Sofia und Julius Gerhardt gründeten die Einrichtung 1865 als privaten zoologischen Garten für die Stadt. Während der Belagerung zwischen 1941 und 1944 blieb das Personal vor Ort und schützte die überlebenden Tiere trotz extremer Bedingungen.
Der Name stammt aus der sowjetischen Periode und blieb nach 1991 erhalten, während die Stadt selbst wieder Sankt Petersburg heißt. Besucher sehen heute russische Beschriftungen neben lateinischen Namen an den Gehegen, eine Praxis die das wissenschaftliche Erbe mit lokalen Traditionen verbindet.

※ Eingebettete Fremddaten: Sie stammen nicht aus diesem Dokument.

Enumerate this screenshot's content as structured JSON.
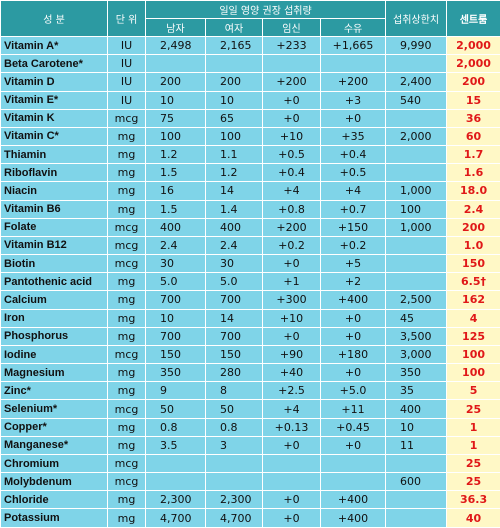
{
  "table": {
    "header": {
      "name": "성 분",
      "unit": "단 위",
      "rda": "일일 영양 권장 섭취량",
      "sub": [
        "남자",
        "여자",
        "임신",
        "수유"
      ],
      "upper": "섭취상한치",
      "centrum": "센트룸"
    },
    "rows": [
      [
        "Vitamin A*",
        "IU",
        "2,498",
        "2,165",
        "+233",
        "+1,665",
        "9,990",
        "2,000"
      ],
      [
        "Beta Carotene*",
        "IU",
        null,
        null,
        null,
        null,
        null,
        "2,000"
      ],
      [
        "Vitamin D",
        "IU",
        "200",
        "200",
        "+200",
        "+200",
        "2,400",
        "200"
      ],
      [
        "Vitamin E*",
        "IU",
        "10",
        "10",
        "+0",
        "+3",
        "540",
        "15"
      ],
      [
        "Vitamin K",
        "mcg",
        "75",
        "65",
        "+0",
        "+0",
        null,
        "36"
      ],
      [
        "Vitamin C*",
        "mg",
        "100",
        "100",
        "+10",
        "+35",
        "2,000",
        "60"
      ],
      [
        "Thiamin",
        "mg",
        "1.2",
        "1.1",
        "+0.5",
        "+0.4",
        null,
        "1.7"
      ],
      [
        "Riboflavin",
        "mg",
        "1.5",
        "1.2",
        "+0.4",
        "+0.5",
        null,
        "1.6"
      ],
      [
        "Niacin",
        "mg",
        "16",
        "14",
        "+4",
        "+4",
        "1,000",
        "18.0"
      ],
      [
        "Vitamin B6",
        "mg",
        "1.5",
        "1.4",
        "+0.8",
        "+0.7",
        "100",
        "2.4"
      ],
      [
        "Folate",
        "mcg",
        "400",
        "400",
        "+200",
        "+150",
        "1,000",
        "200"
      ],
      [
        "Vitamin B12",
        "mcg",
        "2.4",
        "2.4",
        "+0.2",
        "+0.2",
        null,
        "1.0"
      ],
      [
        "Biotin",
        "mcg",
        "30",
        "30",
        "+0",
        "+5",
        null,
        "150"
      ],
      [
        "Pantothenic acid",
        "mg",
        "5.0",
        "5.0",
        "+1",
        "+2",
        null,
        "6.5†"
      ],
      [
        "Calcium",
        "mg",
        "700",
        "700",
        "+300",
        "+400",
        "2,500",
        "162"
      ],
      [
        "Iron",
        "mg",
        "10",
        "14",
        "+10",
        "+0",
        "45",
        "4"
      ],
      [
        "Phosphorus",
        "mg",
        "700",
        "700",
        "+0",
        "+0",
        "3,500",
        "125"
      ],
      [
        "Iodine",
        "mcg",
        "150",
        "150",
        "+90",
        "+180",
        "3,000",
        "100"
      ],
      [
        "Magnesium",
        "mg",
        "350",
        "280",
        "+40",
        "+0",
        "350",
        "100"
      ],
      [
        "Zinc*",
        "mg",
        "9",
        "8",
        "+2.5",
        "+5.0",
        "35",
        "5"
      ],
      [
        "Selenium*",
        "mcg",
        "50",
        "50",
        "+4",
        "+11",
        "400",
        "25"
      ],
      [
        "Copper*",
        "mg",
        "0.8",
        "0.8",
        "+0.13",
        "+0.45",
        "10",
        "1"
      ],
      [
        "Manganese*",
        "mg",
        "3.5",
        "3",
        "+0",
        "+0",
        "11",
        "1"
      ],
      [
        "Chromium",
        "mcg",
        null,
        null,
        null,
        null,
        null,
        "25"
      ],
      [
        "Molybdenum",
        "mcg",
        null,
        null,
        null,
        null,
        "600",
        "25"
      ],
      [
        "Chloride",
        "mg",
        "2,300",
        "2,300",
        "+0",
        "+400",
        null,
        "36.3"
      ],
      [
        "Potassium",
        "mg",
        "4,700",
        "4,700",
        "+0",
        "+400",
        null,
        "40"
      ]
    ]
  }
}
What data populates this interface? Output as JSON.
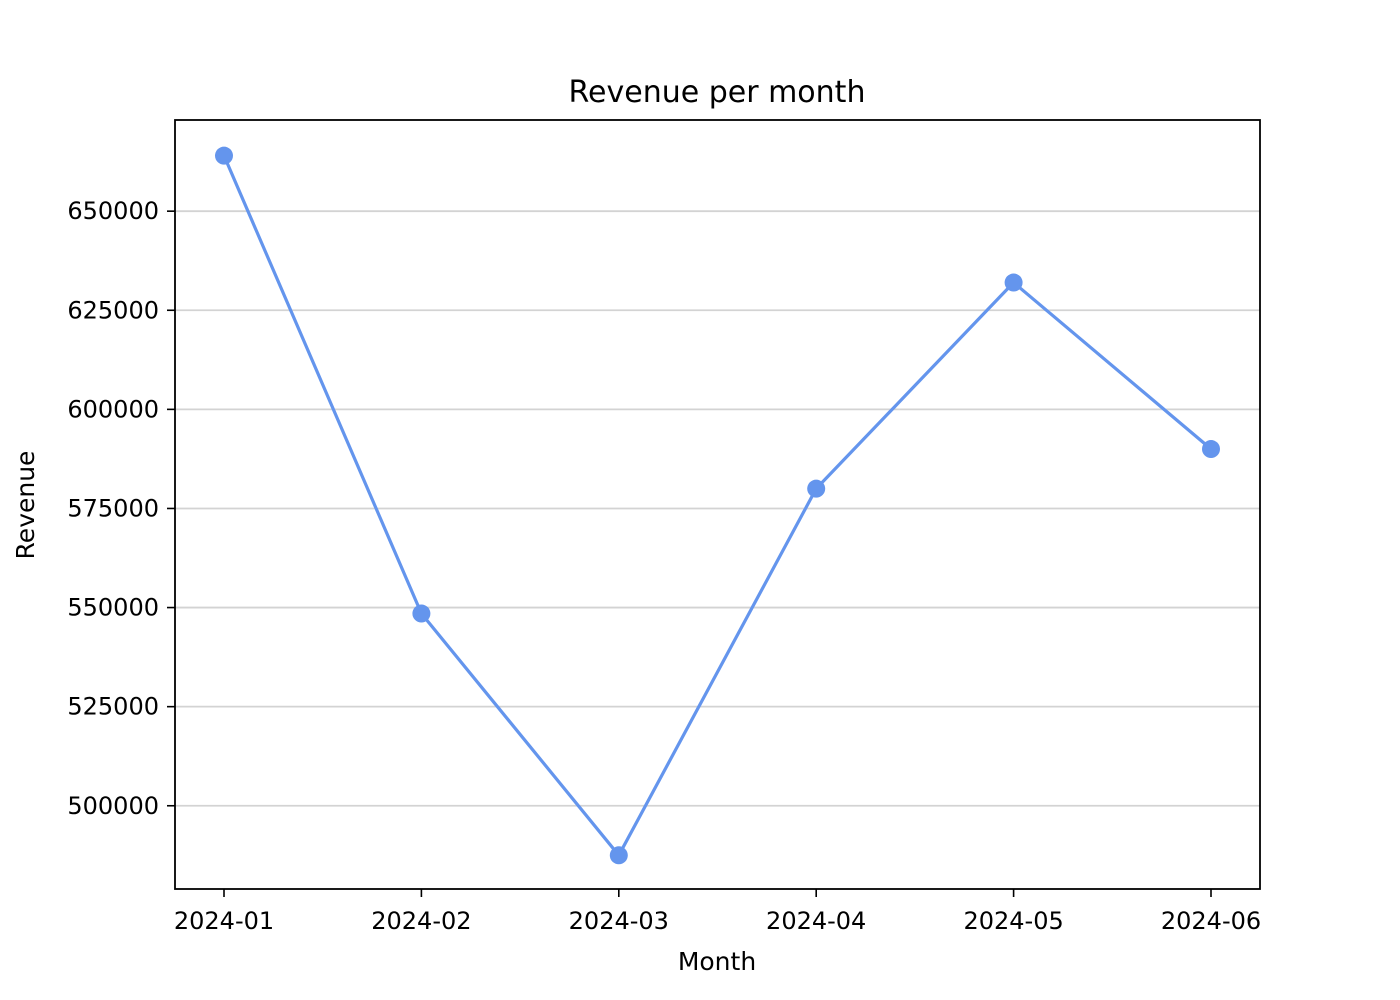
{
  "chart_data": {
    "type": "line",
    "title": "Revenue per month",
    "xlabel": "Month",
    "ylabel": "Revenue",
    "categories": [
      "2024-01",
      "2024-02",
      "2024-03",
      "2024-04",
      "2024-05",
      "2024-06"
    ],
    "series": [
      {
        "values": [
          664000,
          548500,
          487500,
          580000,
          632000,
          590000
        ],
        "color": "#6495ed",
        "marker": "circle"
      }
    ],
    "yticks": [
      500000,
      525000,
      550000,
      575000,
      600000,
      625000,
      650000
    ],
    "ylim": [
      479000,
      673000
    ],
    "grid": "horizontal",
    "legend": "none"
  }
}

Die Anlage öffnet täglich von 10 bis 18 Uhr und die Gehege liegen relativ nah beieinander, sodass ein Rundgang ohne große Anstrengung möglich ist. Wege führen durch schattige Abschnitte im Park, was an warmen Tagen angenehm ist.
Ein separater Bereich für Kinder erlaubt direkten Kontakt mit Nutztieren, darunter Kameruner Zwergziegen und andere zahme Arten. Diese Zone richtet sich an jüngere Besucher, die Tiere aus nächster Nähe kennenlernen möchten.